The seven-day average of daily cases climbed to 4,208, a new pandemic peak by a considerable margin.

Yaffe said this is a 36 per cent increase over last week's seven-day average.

The 29 further deaths of people with COVID-19 bring the official toll to 7,639. The seven-day average of deaths rose to 20.7 per day, a new high for the third wave of the pandemic. Ontario saw its highest seven-day average for daily deaths in January when it topped 60.

The stark figures come as Ontario learned that another shipment of COVID-19 vaccines from Moderna will be delayed. The shipment of 448,400 doses was scheduled to arrive next week, but now the province says it will not get to Ottawa until May 3 at the earliest.

Provincial officials have pointed to inconsistent deliveries of the Moderna vaccine as a key factor in the current pace of Ontario's immunization campaign.

Yesterday, two major health networks in Toronto announced they would be halting registrations or cancelling appointments entirely because of inadequate supplies of vaccines. Both the University Health Network and the Scarborough Health Network — which serve some of the hardest-hit communities in Ontario — will temporarily shutter mass vaccination clinics until more doses are distributed to their teams.

Ontario has capacity to vaccinate up to 150,000 people daily, the province's vaccine task force says, but is currently averaging about 98,000.

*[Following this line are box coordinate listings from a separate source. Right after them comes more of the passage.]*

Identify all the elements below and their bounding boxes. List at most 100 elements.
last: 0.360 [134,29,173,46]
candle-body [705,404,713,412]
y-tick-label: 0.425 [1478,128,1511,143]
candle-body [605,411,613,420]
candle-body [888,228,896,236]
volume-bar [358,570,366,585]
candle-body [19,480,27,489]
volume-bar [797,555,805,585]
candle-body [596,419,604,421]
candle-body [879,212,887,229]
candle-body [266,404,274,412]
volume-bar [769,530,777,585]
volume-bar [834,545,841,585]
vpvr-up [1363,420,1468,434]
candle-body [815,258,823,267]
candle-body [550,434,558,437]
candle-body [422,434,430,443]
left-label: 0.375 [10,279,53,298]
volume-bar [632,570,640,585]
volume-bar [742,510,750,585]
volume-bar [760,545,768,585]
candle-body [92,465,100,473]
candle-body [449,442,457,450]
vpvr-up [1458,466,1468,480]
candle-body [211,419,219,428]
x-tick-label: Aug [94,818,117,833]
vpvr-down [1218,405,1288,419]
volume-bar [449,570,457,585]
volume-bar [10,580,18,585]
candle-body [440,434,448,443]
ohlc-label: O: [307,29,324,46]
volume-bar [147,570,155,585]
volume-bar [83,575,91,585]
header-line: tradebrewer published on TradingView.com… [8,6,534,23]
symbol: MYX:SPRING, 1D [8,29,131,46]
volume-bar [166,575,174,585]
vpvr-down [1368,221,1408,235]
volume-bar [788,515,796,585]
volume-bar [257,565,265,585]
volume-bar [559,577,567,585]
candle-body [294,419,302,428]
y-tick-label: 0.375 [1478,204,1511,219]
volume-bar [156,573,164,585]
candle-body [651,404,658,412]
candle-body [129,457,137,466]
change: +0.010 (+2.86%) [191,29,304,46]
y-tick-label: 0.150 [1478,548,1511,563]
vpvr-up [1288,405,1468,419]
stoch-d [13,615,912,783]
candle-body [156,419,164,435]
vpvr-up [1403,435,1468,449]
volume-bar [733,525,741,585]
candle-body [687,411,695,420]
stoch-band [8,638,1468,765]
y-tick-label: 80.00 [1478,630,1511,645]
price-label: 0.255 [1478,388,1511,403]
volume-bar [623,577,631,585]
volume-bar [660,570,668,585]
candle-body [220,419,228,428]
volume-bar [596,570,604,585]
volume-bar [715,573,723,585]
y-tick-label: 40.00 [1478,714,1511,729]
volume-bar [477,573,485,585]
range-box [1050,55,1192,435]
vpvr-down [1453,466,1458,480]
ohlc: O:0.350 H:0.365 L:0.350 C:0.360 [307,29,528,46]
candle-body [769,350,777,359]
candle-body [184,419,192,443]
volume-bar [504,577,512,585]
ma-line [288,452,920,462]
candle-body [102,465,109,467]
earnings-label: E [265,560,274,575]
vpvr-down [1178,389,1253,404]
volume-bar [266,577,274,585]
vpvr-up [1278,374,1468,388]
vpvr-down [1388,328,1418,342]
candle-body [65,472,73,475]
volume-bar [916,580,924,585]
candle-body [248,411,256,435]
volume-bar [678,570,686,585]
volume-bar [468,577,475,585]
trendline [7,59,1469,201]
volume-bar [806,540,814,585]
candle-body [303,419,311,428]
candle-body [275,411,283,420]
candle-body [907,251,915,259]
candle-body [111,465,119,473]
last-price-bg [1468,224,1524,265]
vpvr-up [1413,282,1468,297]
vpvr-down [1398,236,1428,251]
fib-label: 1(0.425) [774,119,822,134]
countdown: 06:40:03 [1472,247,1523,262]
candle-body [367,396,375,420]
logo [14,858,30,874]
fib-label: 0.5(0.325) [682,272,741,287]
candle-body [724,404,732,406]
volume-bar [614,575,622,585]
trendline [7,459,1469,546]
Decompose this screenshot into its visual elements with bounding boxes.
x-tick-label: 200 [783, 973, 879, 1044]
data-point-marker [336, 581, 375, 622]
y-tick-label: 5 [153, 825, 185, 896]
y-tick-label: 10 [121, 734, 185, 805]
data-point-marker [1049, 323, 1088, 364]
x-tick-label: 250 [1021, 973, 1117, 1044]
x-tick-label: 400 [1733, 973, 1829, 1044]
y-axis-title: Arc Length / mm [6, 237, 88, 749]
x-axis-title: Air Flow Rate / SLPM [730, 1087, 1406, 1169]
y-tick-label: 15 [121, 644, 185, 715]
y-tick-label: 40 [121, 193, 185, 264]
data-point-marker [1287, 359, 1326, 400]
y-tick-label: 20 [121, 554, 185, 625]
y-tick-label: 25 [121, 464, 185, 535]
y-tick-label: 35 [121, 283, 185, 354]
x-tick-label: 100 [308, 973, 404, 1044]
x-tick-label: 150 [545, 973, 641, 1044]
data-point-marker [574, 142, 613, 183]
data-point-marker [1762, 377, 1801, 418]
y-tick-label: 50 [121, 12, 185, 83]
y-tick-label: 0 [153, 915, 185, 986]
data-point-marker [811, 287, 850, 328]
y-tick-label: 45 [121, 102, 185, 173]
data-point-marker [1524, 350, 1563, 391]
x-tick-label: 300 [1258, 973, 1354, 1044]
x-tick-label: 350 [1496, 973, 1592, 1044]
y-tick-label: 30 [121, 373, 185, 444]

Public health units administered 105,430 shots yesterday, according to the Ministry of Health. A total of 339,491 people in the province have now gotten both doses of a COVID-19 vaccine.

Ontario has used 3,528,404, or about 73 per cent, of the 4,852,885 doses it has received from the federal government to date, though some 303,000 of those total doses arrived only yesterday.

That means there are about 1,324,481 unused doses of vaccines in the province, about half of which are AstraZeneca.

In a series of Twitter posts, Dr. Isaac Bogoch, an infectious disease physician and member of the vaccine task force, said that AstraZeneca is "not exactly flying off the shelves."

The vaccine is currently available for people aged 55 and older and is being distributed through about 1,400 pharmacies and also by primary care doctors in six public health units. Anecdotally, family doctors have reported having trouble filling appointments for doses of the vaccine.

The AstraZeneca product has been linked to rare but serious blood clots. The first instance in Canada was reported on Tuesday.

Variants outpacing vaccinations

Ontario's COVID-19 science advisory table, a group of experts that informs the government's pandemic response, has repeatedly warned that the spread of variants of concern is vastly outpacing the immunization effort. The group says that variants account for about 65 per cent of all new cases in the province, though that figure is likely an underestimate due to delays in testing and lab work.

Local health officials in the Grey Bruce Health Unit, located about 100 kilometres northwest of Toronto on the shores of Lake Huron, are telling residents to stay home for the next two days as variants of concern surge in the region of about 162,000 people. They say the move is necessary after 70 new cases were confirmed in the region in the past 36 hours.

Officials are also shutting down the Grey Bruce Health Unit information line and cancelling a mass vaccination clinic planned for Saturday to redeploy staff to case management and contact tracing.